After some years sojourning in the States, O’Riordan returned to Manchester to teach poetry at the Manchester Metropolitan University’s excellent Writing School. His debut collection, In the Flesh, won the Somerset Maugham Award. He is currently finishing his first novel, “66% there” he insists, and a collection of short stories in the typewriter. Today he is reading a short story commissioned by MLF and the Midland Hotel, where he was recently appointed writer in residence.
As you would expect of such a commission, the story, entitled Talk About the Life in Massachusetts, is set in the hotel as an academic awaits the arrival of a long lost beau. As she waits, she replays the circumstances of an assignation in America, a meeting in Morocco and the ennui driven predicament of her current place.
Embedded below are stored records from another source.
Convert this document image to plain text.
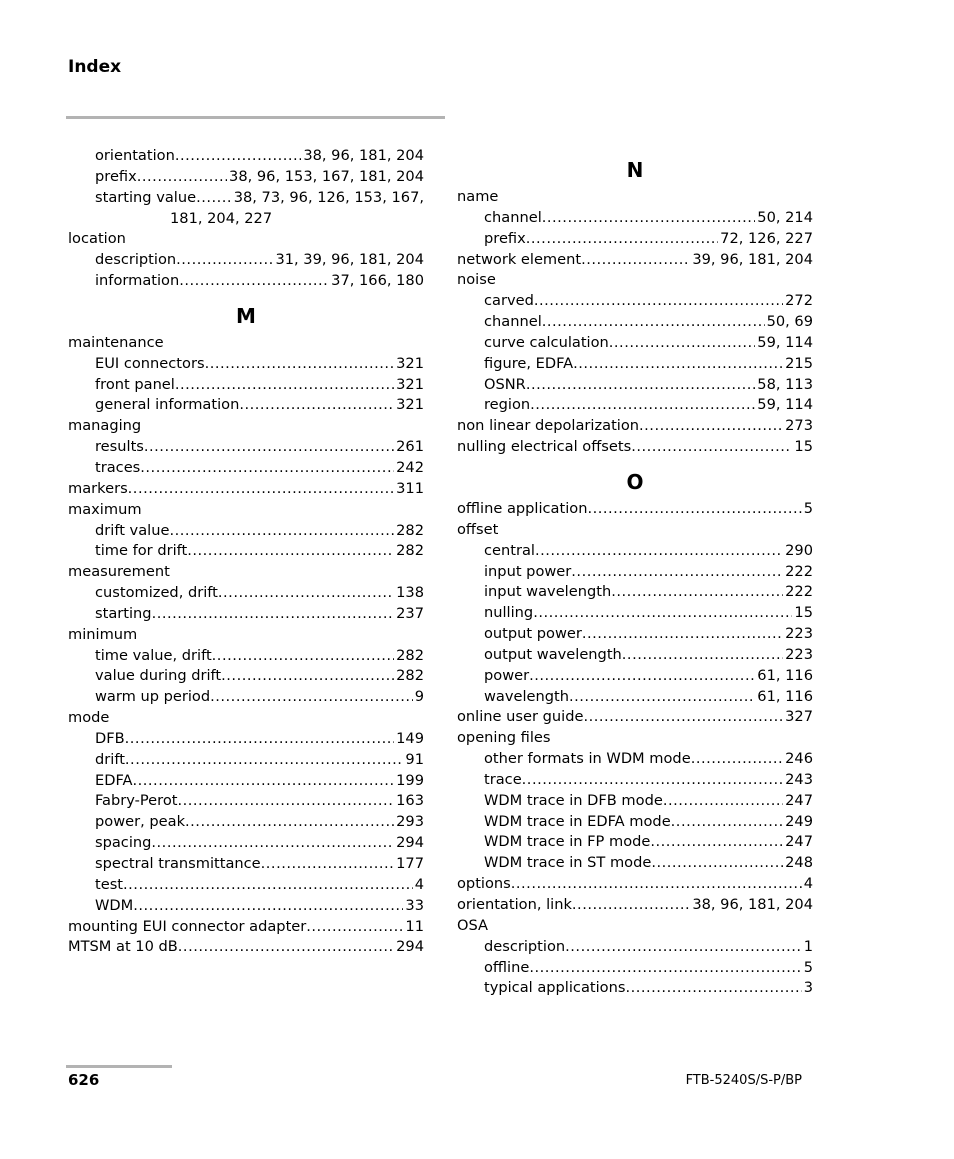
Index
orientation .....	38, 96, 181, 204
prefix .....	38, 96, 153, 167, 181, 204
starting value .....	38, 73, 96, 126, 153, 167,
181, 204, 227
location
description .....	31, 39, 96, 181, 204
information .....	37, 166, 180
M
maintenance
EUI connectors .....	321
front panel .....	321
general information .....	321
managing
results .....	261
traces .....	242
markers .....	311
maximum
drift value .....	282
time for drift .....	282
measurement
customized, drift .....	138
starting .....	237
minimum
time value, drift .....	282
value during drift .....	282
warm up period .....	9
mode
DFB .....	149
drift .....	91
EDFA .....	199
Fabry-Perot .....	163
power, peak .....	293
spacing .....	294
spectral transmittance .....	177
test .....	4
WDM .....	33
mounting EUI connector adapter .....	11
MTSM at 10 dB .....	294
N
name
channel .....	50, 214
prefix .....	72, 126, 227
network element .....	39, 96, 181, 204
noise
carved .....	272
channel .....	50, 69
curve calculation .....	59, 114
figure, EDFA .....	215
OSNR .....	58, 113
region .....	59, 114
non linear depolarization .....	273
nulling electrical offsets .....	15
O
offline application .....	5
offset
central .....	290
input power .....	222
input wavelength .....	222
nulling .....	15
output power .....	223
output wavelength .....	223
power .....	61, 116
wavelength .....	61, 116
online user guide .....	327
opening files
other formats in WDM mode .....	246
trace .....	243
WDM trace in DFB mode .....	247
WDM trace in EDFA mode .....	249
WDM trace in FP mode .....	247
WDM trace in ST mode .....	248
options .....	4
orientation, link .....	38, 96, 181, 204
OSA
description .....	1
offline .....	5
typical applications .....	3
626	FTB-5240S/S-P/BP
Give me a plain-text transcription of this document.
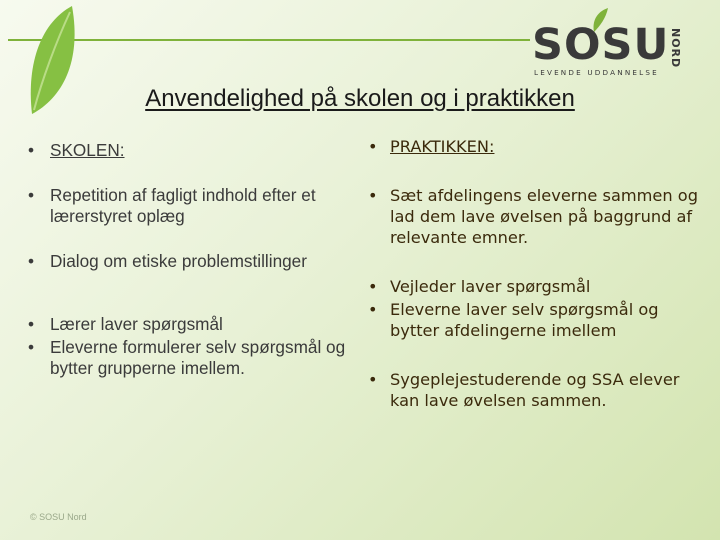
SOSU NORD
LEVENDE UDDANNELSE
Anvendelighed på skolen og i praktikken
• SKOLEN:
• Repetition af fagligt indhold efter et lærerstyret oplæg
• Dialog om etiske problemstillinger
• Lærer laver spørgsmål
• Eleverne formulerer selv spørgsmål og bytter grupperne imellem.
• PRAKTIKKEN:
• Sæt afdelingens eleverne sammen og lad dem lave øvelsen på baggrund af relevante emner.
• Vejleder laver spørgsmål
• Eleverne laver selv spørgsmål og bytter afdelingerne imellem
• Sygeplejestuderende og SSA elever kan lave øvelsen sammen.
© SOSU Nord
In the hexagon bar of the Midland she sips a gin and tonic, taking in the details of the quests and fixtures, and waits. It is a taught, tantalising tale told by a seducer. O’Riordan’s voice is pitch perfect as we are drawn into a life disappointed by time but expectant of a possible future. It is awash with colour and mood with the quick tone of a watercolourist.
As the story ended with our protagonist still waiting, the room sighed and melted into applause. A space was made for hesitant questioning and witty replies as a late sun poured in through the large windows, the tea and scones arriving on cue. Adam O’Riordan is clearly one to watch, Hollywood-handsome and talented. As I left the splendour of the Midland for the bracing air of a late Autumn afternoon, he was charming the room that basked in the pleasure of a commission well executed.